Markets cheered in December when a committee dominated by public institutions took control of debt restructuring talks at Evergrande, the country’s largest and most indebted developer, believing that clear political direction would speed up cleaning and quickly bring clarity to the area.

However, this did not happen. Evergrande’s international creditors said last week they would begin enforcing their rights against the company after being ignored by the company for weeks, complaining of a “lack of commitment and opaque decision-making…contrary to well-established international standards in restructuring processes of this magnitude”. .”

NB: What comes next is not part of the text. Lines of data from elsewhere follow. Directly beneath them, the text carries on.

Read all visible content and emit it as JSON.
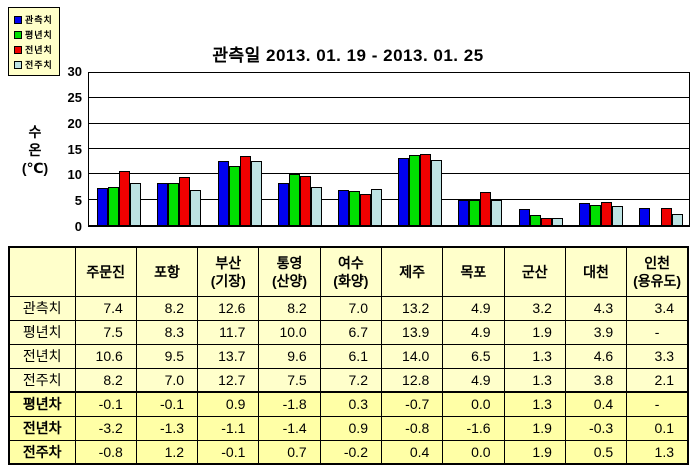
{
  "chart_data": {
    "type": "bar",
    "title": "관측일 2013. 01. 19 -  2013. 01. 25",
    "ylabel_lines": [
      "수",
      "온",
      "(℃)"
    ],
    "ylim": [
      0,
      30
    ],
    "ytick_step": 5,
    "grid": true,
    "legend_position": "top-left",
    "categories": [
      "주문진",
      "포항",
      "부산(기장)",
      "통영(산양)",
      "여수(화양)",
      "제주",
      "목포",
      "군산",
      "대천",
      "인천(용유도)"
    ],
    "series": [
      {
        "name": "관측치",
        "color": "#0101F0",
        "values": [
          7.4,
          8.2,
          12.6,
          8.2,
          7.0,
          13.2,
          4.9,
          3.2,
          4.3,
          3.4
        ]
      },
      {
        "name": "평년치",
        "color": "#01DF01",
        "values": [
          7.5,
          8.3,
          11.7,
          10.0,
          6.7,
          13.9,
          4.9,
          1.9,
          3.9,
          null
        ]
      },
      {
        "name": "전년치",
        "color": "#F00101",
        "values": [
          10.6,
          9.5,
          13.7,
          9.6,
          6.1,
          14.0,
          6.5,
          1.3,
          4.6,
          3.3
        ]
      },
      {
        "name": "전주치",
        "color": "#BDE3E3",
        "values": [
          8.2,
          7.0,
          12.7,
          7.5,
          7.2,
          12.8,
          4.9,
          1.3,
          3.8,
          2.1
        ]
      }
    ]
  },
  "table": {
    "corner": "",
    "columns": [
      [
        "주문진"
      ],
      [
        "포항"
      ],
      [
        "부산",
        "(기장)"
      ],
      [
        "통영",
        "(산양)"
      ],
      [
        "여수",
        "(화양)"
      ],
      [
        "제주"
      ],
      [
        "목포"
      ],
      [
        "군산"
      ],
      [
        "대천"
      ],
      [
        "인천",
        "(용유도)"
      ]
    ],
    "rows": [
      {
        "label": "관측치",
        "bold": false,
        "values": [
          "7.4",
          "8.2",
          "12.6",
          "8.2",
          "7.0",
          "13.2",
          "4.9",
          "3.2",
          "4.3",
          "3.4"
        ]
      },
      {
        "label": "평년치",
        "bold": false,
        "values": [
          "7.5",
          "8.3",
          "11.7",
          "10.0",
          "6.7",
          "13.9",
          "4.9",
          "1.9",
          "3.9",
          "-"
        ]
      },
      {
        "label": "전년치",
        "bold": false,
        "values": [
          "10.6",
          "9.5",
          "13.7",
          "9.6",
          "6.1",
          "14.0",
          "6.5",
          "1.3",
          "4.6",
          "3.3"
        ]
      },
      {
        "label": "전주치",
        "bold": false,
        "values": [
          "8.2",
          "7.0",
          "12.7",
          "7.5",
          "7.2",
          "12.8",
          "4.9",
          "1.3",
          "3.8",
          "2.1"
        ]
      },
      {
        "label": "평년차",
        "bold": true,
        "values": [
          "-0.1",
          "-0.1",
          "0.9",
          "-1.8",
          "0.3",
          "-0.7",
          "0.0",
          "1.3",
          "0.4",
          "-"
        ]
      },
      {
        "label": "전년차",
        "bold": true,
        "values": [
          "-3.2",
          "-1.3",
          "-1.1",
          "-1.4",
          "0.9",
          "-0.8",
          "-1.6",
          "1.9",
          "-0.3",
          "0.1"
        ]
      },
      {
        "label": "전주차",
        "bold": true,
        "values": [
          "-0.8",
          "1.2",
          "-0.1",
          "0.7",
          "-0.2",
          "0.4",
          "0.0",
          "1.9",
          "0.5",
          "1.3"
        ]
      }
    ],
    "colors": {
      "cell_bg": "#FFFFCB",
      "diff_row_bg": "#FFFFA6"
    }
  }
}
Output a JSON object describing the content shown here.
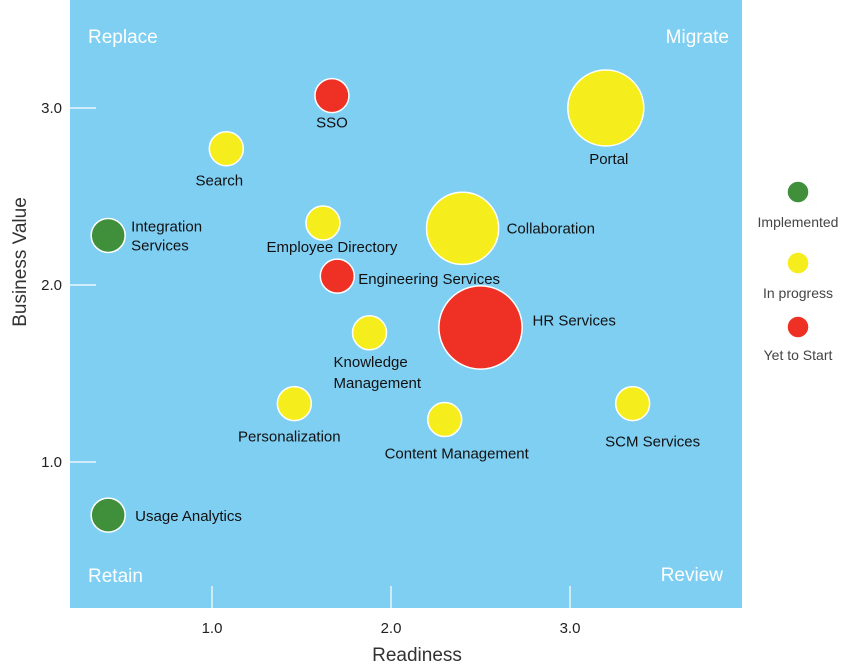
{
  "chart_data": {
    "type": "bubble",
    "xlabel": "Readiness",
    "ylabel": "Business Value",
    "x_ticks": [
      {
        "value": 1.0,
        "label": "1.0"
      },
      {
        "value": 2.0,
        "label": "2.0"
      },
      {
        "value": 3.0,
        "label": "3.0"
      }
    ],
    "y_ticks": [
      {
        "value": 1.0,
        "label": "1.0"
      },
      {
        "value": 2.0,
        "label": "2.0"
      },
      {
        "value": 3.0,
        "label": "3.0"
      }
    ],
    "xlim": [
      0.2,
      4.0
    ],
    "ylim": [
      0.2,
      3.6
    ],
    "quadrants": {
      "top_left": "Replace",
      "top_right": "Migrate",
      "bottom_left": "Retain",
      "bottom_right": "Review"
    },
    "background_color": "#7fcff3",
    "legend": [
      {
        "status": "implemented",
        "label": "Implemented",
        "color": "#3f8f3b"
      },
      {
        "status": "in_progress",
        "label": "In progress",
        "color": "#f5ee1c"
      },
      {
        "status": "yet_to_start",
        "label": "Yet to Start",
        "color": "#ee3124"
      }
    ],
    "points": [
      {
        "name": "SSO",
        "label_lines": [
          "SSO"
        ],
        "x": 1.67,
        "y": 3.07,
        "size": 1,
        "status": "yet_to_start"
      },
      {
        "name": "Search",
        "label_lines": [
          "Search"
        ],
        "x": 1.08,
        "y": 2.77,
        "size": 1,
        "status": "in_progress"
      },
      {
        "name": "Portal",
        "label_lines": [
          "Portal"
        ],
        "x": 3.2,
        "y": 3.0,
        "size": 5,
        "status": "in_progress"
      },
      {
        "name": "Integration Services",
        "label_lines": [
          "Integration",
          "Services"
        ],
        "x": 0.42,
        "y": 2.28,
        "size": 1,
        "status": "implemented"
      },
      {
        "name": "Employee Directory",
        "label_lines": [
          "Employee Directory"
        ],
        "x": 1.62,
        "y": 2.35,
        "size": 1,
        "status": "in_progress"
      },
      {
        "name": "Collaboration",
        "label_lines": [
          "Collaboration"
        ],
        "x": 2.4,
        "y": 2.32,
        "size": 4.5,
        "status": "in_progress"
      },
      {
        "name": "Engineering Services",
        "label_lines": [
          "Engineering Services"
        ],
        "x": 1.7,
        "y": 2.05,
        "size": 1,
        "status": "yet_to_start"
      },
      {
        "name": "HR Services",
        "label_lines": [
          "HR Services"
        ],
        "x": 2.5,
        "y": 1.76,
        "size": 6,
        "status": "yet_to_start"
      },
      {
        "name": "Knowledge Management",
        "label_lines": [
          "Knowledge",
          "Management"
        ],
        "x": 1.88,
        "y": 1.73,
        "size": 1,
        "status": "in_progress"
      },
      {
        "name": "Personalization",
        "label_lines": [
          "Personalization"
        ],
        "x": 1.46,
        "y": 1.33,
        "size": 1,
        "status": "in_progress"
      },
      {
        "name": "Content Management",
        "label_lines": [
          "Content Management"
        ],
        "x": 2.3,
        "y": 1.24,
        "size": 1,
        "status": "in_progress"
      },
      {
        "name": "SCM Services",
        "label_lines": [
          "SCM Services"
        ],
        "x": 3.35,
        "y": 1.33,
        "size": 1,
        "status": "in_progress"
      },
      {
        "name": "Usage Analytics",
        "label_lines": [
          "Usage Analytics"
        ],
        "x": 0.42,
        "y": 0.7,
        "size": 1,
        "status": "implemented"
      }
    ]
  }
}
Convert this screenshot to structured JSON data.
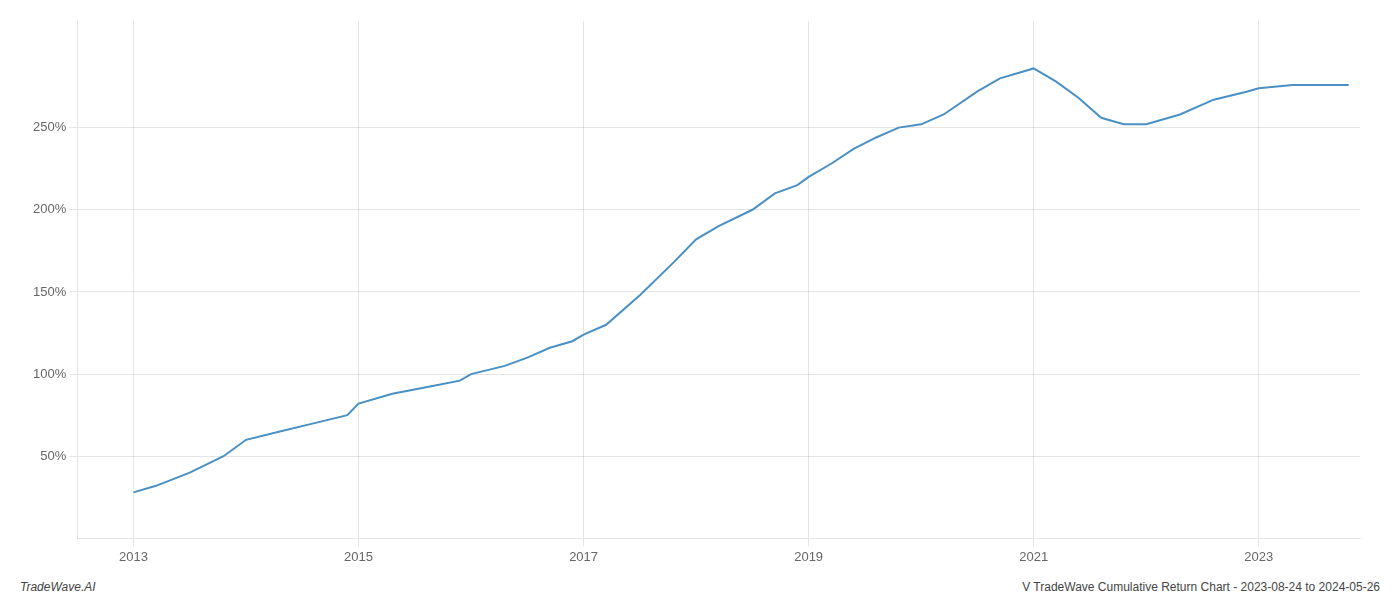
{
  "chart_data": {
    "type": "line",
    "annotations": [
      "TradeWave.AI",
      "V TradeWave Cumulative Return Chart - 2023-08-24 to 2024-05-26"
    ],
    "color": "#4a90c4",
    "grid": true,
    "x": [
      2013.0,
      2013.2,
      2013.5,
      2013.8,
      2014.0,
      2014.3,
      2014.6,
      2014.9,
      2015.0,
      2015.3,
      2015.6,
      2015.9,
      2016.0,
      2016.3,
      2016.5,
      2016.7,
      2016.9,
      2017.0,
      2017.2,
      2017.5,
      2017.8,
      2018.0,
      2018.2,
      2018.5,
      2018.7,
      2018.9,
      2019.0,
      2019.2,
      2019.4,
      2019.6,
      2019.8,
      2020.0,
      2020.2,
      2020.5,
      2020.7,
      2020.9,
      2021.0,
      2021.2,
      2021.4,
      2021.6,
      2021.8,
      2022.0,
      2022.3,
      2022.6,
      2022.9,
      2023.0,
      2023.3,
      2023.6,
      2023.8
    ],
    "values": [
      28,
      32,
      40,
      50,
      60,
      65,
      70,
      75,
      82,
      88,
      92,
      96,
      100,
      105,
      110,
      116,
      120,
      124,
      130,
      148,
      168,
      182,
      190,
      200,
      210,
      215,
      220,
      228,
      237,
      244,
      250,
      252,
      258,
      272,
      280,
      284,
      286,
      278,
      268,
      256,
      252,
      252,
      258,
      267,
      272,
      274,
      276,
      276,
      276
    ],
    "xlim": [
      2012.5,
      2023.9
    ],
    "xticks": [
      2013,
      2015,
      2017,
      2019,
      2021,
      2023
    ],
    "ylim": [
      0,
      315
    ],
    "yticks": [
      {
        "value": 50,
        "label": "50%"
      },
      {
        "value": 100,
        "label": "100%"
      },
      {
        "value": 150,
        "label": "150%"
      },
      {
        "value": 200,
        "label": "200%"
      },
      {
        "value": 250,
        "label": "250%"
      }
    ]
  }
}
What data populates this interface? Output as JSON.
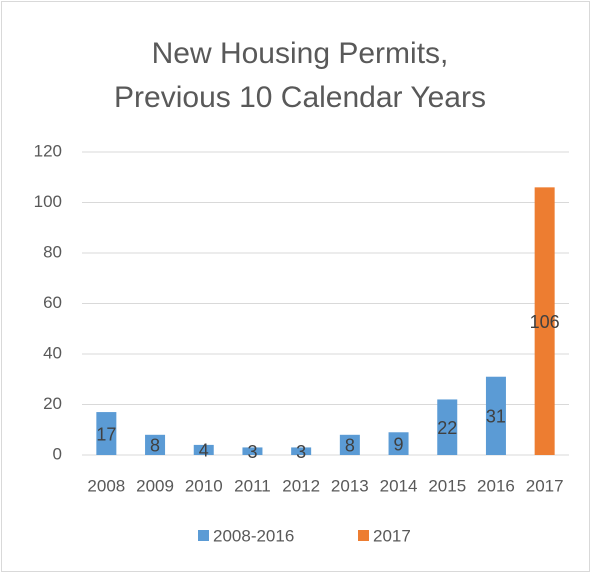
{
  "chart_data": {
    "type": "bar",
    "title": [
      "New Housing Permits,",
      "Previous 10 Calendar Years"
    ],
    "categories": [
      "2008",
      "2009",
      "2010",
      "2011",
      "2012",
      "2013",
      "2014",
      "2015",
      "2016",
      "2017"
    ],
    "series": [
      {
        "name": "2008-2016",
        "color": "#5b9bd5",
        "values": [
          17,
          8,
          4,
          3,
          3,
          8,
          9,
          22,
          31,
          null
        ]
      },
      {
        "name": "2017",
        "color": "#ed7d31",
        "values": [
          null,
          null,
          null,
          null,
          null,
          null,
          null,
          null,
          null,
          106
        ]
      }
    ],
    "ylim": [
      0,
      120
    ],
    "yticks": [
      0,
      20,
      40,
      60,
      80,
      100,
      120
    ],
    "grid": true,
    "legend": "bottom"
  }
}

A public letter from creditors suggests they will have little left after politically well-connected Evergrande people cut the juiciest bits of the carcass. “Only a few days go by without another news report or regulatory announcement yet disclosing previously undisclosed liabilities, promises, sales and disposals of assets and/or government appropriations,” they said. declared the creditors.

No wonder international bond markets remain closed to Chinese sponsors. Lack of refinancing alternatives generates steady decline in default notices – Hong Kong-listed Yuzhou Properties (HK:) is the latest to say it won’t meet its obligations.

The authorities are at least trying to compensate by easing domestic financing conditions. The People’s Bank of China over the past week and has raised the possibility of doing more. It has the leeway to do so because inflation is falling, both for consumers and manufacturers (unlike western economies). The yuan, meanwhile, is in poor health, hitting its highest level in nearly four years.

Chinese markets could remain susceptible to other shocks, such as regulators’ campaign against the country’s biggest internet companies last year. But authorities have managed to avert disaster, both with the pandemic and its property developers, in a way that many Western countries have failed. For companies and investors in Europe and the United States who depend on maintaining this stability, this is good news.